February 23, 2010

Call in the MythBusters!

OK, Mythbusters team: I have a myth for you to bust: people being gravely injured by flying hot-dogs.

From KSHB-TV Action News:
Coomer says Slugger tried to throw a hot dog behind his back. Instead of sailing out of Slugger’s hand, the suit says, “Slugger lost control of his throw, or was reckless with his throw, and threw the hot dog directly into Plaintiff”.
No, that's not the implausible part. This is what I want to see put to the test:
The suit says Coomer suffered a detatched retina and developed a cataract in the injured eye, and that he expects to have future medical expenses because of the injury.
That must have been some hot dog, or Slugger should probably be pitching from the mound instead of tossing snacks to fans. A hot dog weighs what, 3 ounces? Sure, there are monster dogs are maybe 4 ounces, the "quarter pound dog." But we're talking baseball park franks.

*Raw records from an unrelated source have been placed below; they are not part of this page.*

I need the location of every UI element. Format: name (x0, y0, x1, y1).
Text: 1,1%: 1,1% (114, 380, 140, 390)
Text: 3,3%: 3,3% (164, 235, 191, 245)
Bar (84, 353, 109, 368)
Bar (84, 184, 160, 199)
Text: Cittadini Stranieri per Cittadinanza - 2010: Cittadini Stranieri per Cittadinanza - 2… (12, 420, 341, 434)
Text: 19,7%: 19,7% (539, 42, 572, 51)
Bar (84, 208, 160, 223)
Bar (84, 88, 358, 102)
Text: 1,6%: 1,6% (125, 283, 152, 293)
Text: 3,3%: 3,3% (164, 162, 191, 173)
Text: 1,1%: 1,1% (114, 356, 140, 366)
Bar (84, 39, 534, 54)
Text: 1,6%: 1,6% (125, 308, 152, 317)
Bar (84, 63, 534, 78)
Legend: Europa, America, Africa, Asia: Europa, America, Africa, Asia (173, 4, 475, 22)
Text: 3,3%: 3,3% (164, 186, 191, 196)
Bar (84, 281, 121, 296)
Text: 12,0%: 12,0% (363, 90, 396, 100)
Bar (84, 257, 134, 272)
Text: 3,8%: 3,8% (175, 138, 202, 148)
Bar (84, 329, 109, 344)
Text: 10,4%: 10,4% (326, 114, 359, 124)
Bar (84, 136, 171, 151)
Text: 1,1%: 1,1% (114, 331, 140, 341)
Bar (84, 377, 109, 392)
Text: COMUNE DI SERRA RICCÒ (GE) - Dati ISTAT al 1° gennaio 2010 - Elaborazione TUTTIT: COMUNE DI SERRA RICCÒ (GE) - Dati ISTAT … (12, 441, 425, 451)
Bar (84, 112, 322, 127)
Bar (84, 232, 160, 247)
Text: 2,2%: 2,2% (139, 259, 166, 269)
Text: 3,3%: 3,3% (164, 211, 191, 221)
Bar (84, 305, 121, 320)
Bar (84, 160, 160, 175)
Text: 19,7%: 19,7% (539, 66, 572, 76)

How much force does it take to create the kind of trauma associated with retinal detachment? How fast would that hot dog have to be traveling to impact with that force?

Unless, of course, Slugger was
hurling something like this:

I mean, sure, if it's a 12 foot long fiberglass set piece, I could see where that could do some damage. Or that Oscar Mayer car/van thingie. But this guy says that Slugger threw it, by hand, from behind his back.

Man, if Coomer wins this suit, the Royals better have Slugger pitching next season.

When I was a kid, I'd probably have stood my little brother out in the back yard, and hurled franks at him until he was blind. But we've grown up, and my brother served in the Army and can kick my ass. Not to mention his proficiency with firearms of various sorts.

But Jaime and Adam could fire hot dogs at watermelons, or catapult them at water balloons. And then there are the variations: does a steamed hot dog hit as hard as a grilled dog? Was it actually a stale bun instead of the franfurter? Does relish affect the flight path? I see a very messy warehouse by the end of the session.

And what causes a retina to detach? Yes, trauma to the head and face is at the top of the list. No surprise there. We've seen all those medical dramas on TV. But so can extreme near-sightedness, and cataract surgery... wait, didn't the lawsuit mention the alleged victim had cataracts?

Victim has cataracts. Victim has a detached retina. Maybe this could be an episode of HOUSE. He could send the team scurrying to break into the guy's optometrist's office to see if he'd already been diagnosed with cataracts before going to the game. I can see him sneering at Cuddy; "He's SCAMMING you; he's just trying to get Major League Baseball to pay because his insurance won't cover it!" Pouring over video of the game, they find footage of the stands showing the alleged victim crushing a hot dog against his own face in all the confusion. Commercial. Confronted with the overwhelming facts, patient relents. The activist that House called in the first half of the show agrees to make Coomer a health-care crisis poster child, and an abashed Congress instills a single-payor system like the rest of the civilized world. Roll end credits.

You do know House is fiction, right?

Or maybe it was a one-in-a-million shot and that hot dog really did cause his retina to detach. Shit happens. I'd still like to see Jamie and Adam work out if it's PLAUSIBLE.

Either way, perhaps the Royals can still help the guy out: they need umpires, don't they? Coomer would be a natural!